Viel verspricht sich L+G vom Geschäft mit Ladestationen. «Ein super Wachstumsmarkt. Wir sind bereit, hier zu investieren, jetzt müssen wir das Geschäft skalieren», lautet die Vorgabe. Vor Jahresfrist wurden 75% des slowenischen Ladestationen- und Softwareherstellers Etrel übernommen. Bis 2024 kann L+G die restlichen 25% erwerben.

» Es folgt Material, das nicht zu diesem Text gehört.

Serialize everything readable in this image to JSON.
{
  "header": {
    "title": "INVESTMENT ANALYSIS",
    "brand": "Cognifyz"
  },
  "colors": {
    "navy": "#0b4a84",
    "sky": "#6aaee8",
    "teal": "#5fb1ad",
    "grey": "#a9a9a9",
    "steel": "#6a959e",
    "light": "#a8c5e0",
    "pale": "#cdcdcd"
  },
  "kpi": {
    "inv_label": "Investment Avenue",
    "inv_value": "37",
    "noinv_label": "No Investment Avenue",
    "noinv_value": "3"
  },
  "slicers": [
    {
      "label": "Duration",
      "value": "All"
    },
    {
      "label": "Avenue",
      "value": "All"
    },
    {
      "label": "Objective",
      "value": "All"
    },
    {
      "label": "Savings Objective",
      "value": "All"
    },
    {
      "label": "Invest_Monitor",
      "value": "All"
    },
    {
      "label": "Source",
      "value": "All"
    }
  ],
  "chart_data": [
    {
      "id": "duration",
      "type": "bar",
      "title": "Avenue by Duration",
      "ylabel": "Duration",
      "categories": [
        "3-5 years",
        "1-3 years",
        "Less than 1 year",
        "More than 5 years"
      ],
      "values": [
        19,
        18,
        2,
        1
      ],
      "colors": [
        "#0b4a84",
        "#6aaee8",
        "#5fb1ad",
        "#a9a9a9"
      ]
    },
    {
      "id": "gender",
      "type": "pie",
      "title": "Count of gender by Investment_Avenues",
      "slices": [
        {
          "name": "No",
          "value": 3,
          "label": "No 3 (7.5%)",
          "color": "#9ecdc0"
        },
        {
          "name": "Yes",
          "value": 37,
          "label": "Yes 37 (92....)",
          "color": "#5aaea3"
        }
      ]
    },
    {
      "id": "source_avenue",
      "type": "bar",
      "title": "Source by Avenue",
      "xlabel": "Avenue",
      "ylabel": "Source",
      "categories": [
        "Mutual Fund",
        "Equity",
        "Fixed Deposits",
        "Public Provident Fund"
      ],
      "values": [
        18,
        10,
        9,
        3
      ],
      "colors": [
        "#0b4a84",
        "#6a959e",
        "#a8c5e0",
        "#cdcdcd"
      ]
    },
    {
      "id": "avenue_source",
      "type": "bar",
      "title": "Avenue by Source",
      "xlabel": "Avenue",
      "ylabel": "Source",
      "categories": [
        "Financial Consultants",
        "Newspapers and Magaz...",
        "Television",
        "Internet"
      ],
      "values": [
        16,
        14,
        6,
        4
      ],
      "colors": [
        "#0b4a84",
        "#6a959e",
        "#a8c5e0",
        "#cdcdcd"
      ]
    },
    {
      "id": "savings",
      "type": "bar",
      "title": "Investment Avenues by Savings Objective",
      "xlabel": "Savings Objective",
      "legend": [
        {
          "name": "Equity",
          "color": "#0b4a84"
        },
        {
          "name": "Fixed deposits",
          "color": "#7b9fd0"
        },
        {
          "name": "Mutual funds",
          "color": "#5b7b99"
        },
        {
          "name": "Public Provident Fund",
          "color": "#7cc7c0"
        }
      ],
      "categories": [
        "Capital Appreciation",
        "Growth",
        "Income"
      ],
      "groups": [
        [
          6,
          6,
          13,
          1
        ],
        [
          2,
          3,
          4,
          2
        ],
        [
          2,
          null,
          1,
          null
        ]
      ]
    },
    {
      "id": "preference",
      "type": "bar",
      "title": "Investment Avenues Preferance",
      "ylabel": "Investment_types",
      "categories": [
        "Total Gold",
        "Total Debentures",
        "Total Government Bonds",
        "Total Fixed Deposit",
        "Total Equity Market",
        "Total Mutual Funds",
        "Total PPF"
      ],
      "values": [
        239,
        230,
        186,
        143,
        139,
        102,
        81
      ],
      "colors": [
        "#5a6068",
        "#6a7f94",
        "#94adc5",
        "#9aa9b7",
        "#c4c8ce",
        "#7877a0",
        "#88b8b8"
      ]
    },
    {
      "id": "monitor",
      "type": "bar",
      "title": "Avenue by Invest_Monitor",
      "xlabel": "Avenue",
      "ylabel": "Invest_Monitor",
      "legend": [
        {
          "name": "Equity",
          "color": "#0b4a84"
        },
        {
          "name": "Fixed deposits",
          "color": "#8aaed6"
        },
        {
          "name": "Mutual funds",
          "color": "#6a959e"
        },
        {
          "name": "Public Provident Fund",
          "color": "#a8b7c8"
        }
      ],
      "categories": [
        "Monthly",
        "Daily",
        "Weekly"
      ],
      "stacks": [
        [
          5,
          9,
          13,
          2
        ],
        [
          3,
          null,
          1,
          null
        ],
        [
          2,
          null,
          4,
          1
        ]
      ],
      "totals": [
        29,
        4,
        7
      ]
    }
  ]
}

Mit rund 20 Mio. $ ist der Umsatz von Etrel zwar noch bescheiden, doch sie liefere bereits einen Gewinnbeitrag. Rund 25'000 Ladestationen hat das Unternehmen mit rund hundert Mitarbeitern mittlerweile in Europa (und in Neuseeland) installiert. Nun ist geplant, den amerikanischen Markt zu erschliessen. Wertvoll sei vor allem Etrels Softwareplattform, die L+G für das Lademanagement breiter einsetzen werde, um sie in ihre Stromzähler zu integrieren. Das gesamte IT-Ökosystem kommt dann in der Google-Cloud zusammen. Mit Pilotkunden seien die ersten konkreten Projekte am Laufen.

Zu oft enttäuscht

Wenig Begeisterung zeigen die Analysten für L+G. Die meisten führen für die Aktien eine laue Halteempfehlung. Daniel König von Mirabaud attestiert den Valoren zwar eine tiefe Bewertung und eine hohe Nachhaltigkeit. Doch bisher habe es sich bezahlt gemacht, abzuwarten. Tendenziell habe er seine Gewinnschätzungen reduzieren müssen. Für das laufende Fiskaljahr 2022 seien die Konsensschätzungen zu hoch. In der jüngsten Vergangenheit mussten die Ertragserwartungen nach unten angepasst werden. «Ein Upgrade stand bei L+G in letzter Zeit nicht auf der Tagesordnung», sagt König.

Eher grundlegende Bedenken meldet Vontobel-Analyst Mark Diethelm an. Die Stromzähler würden zunehmend billiger und technologisch standardisierter, was für einen Anbieter wie L+G angesichts der vor allem asiatischen Billigkonkurrenz eine Herausforderung sei. Das Unternehmen versucht, mit dem jüngsten Kauf des türkischen Marktführers Luna (60 Mio. $ Umsatz, 850 Mitarbeiter) seine Kostenbasis zu verbessern, um auch in preissensitiven Märkten kompetitiv zu bleiben. Diethelm fragt sich zudem, wie es nach 2025/26, wenn die derzeitigen Grossaufträge zu einem wesentlichen Teil abgearbeitet sein werden, für das Stromzählergeschäft weitergeht.

Eine tiefe Bewertung und eine attraktive Dividendenrendite von 4% versüssen die Wartezeit, bis bei L+G wieder bessere Tage anbrechen. Doch für eine Kaufempfehlung ist das nicht genug. Dem Unternehmen täte ein Befreiungsschlag gut.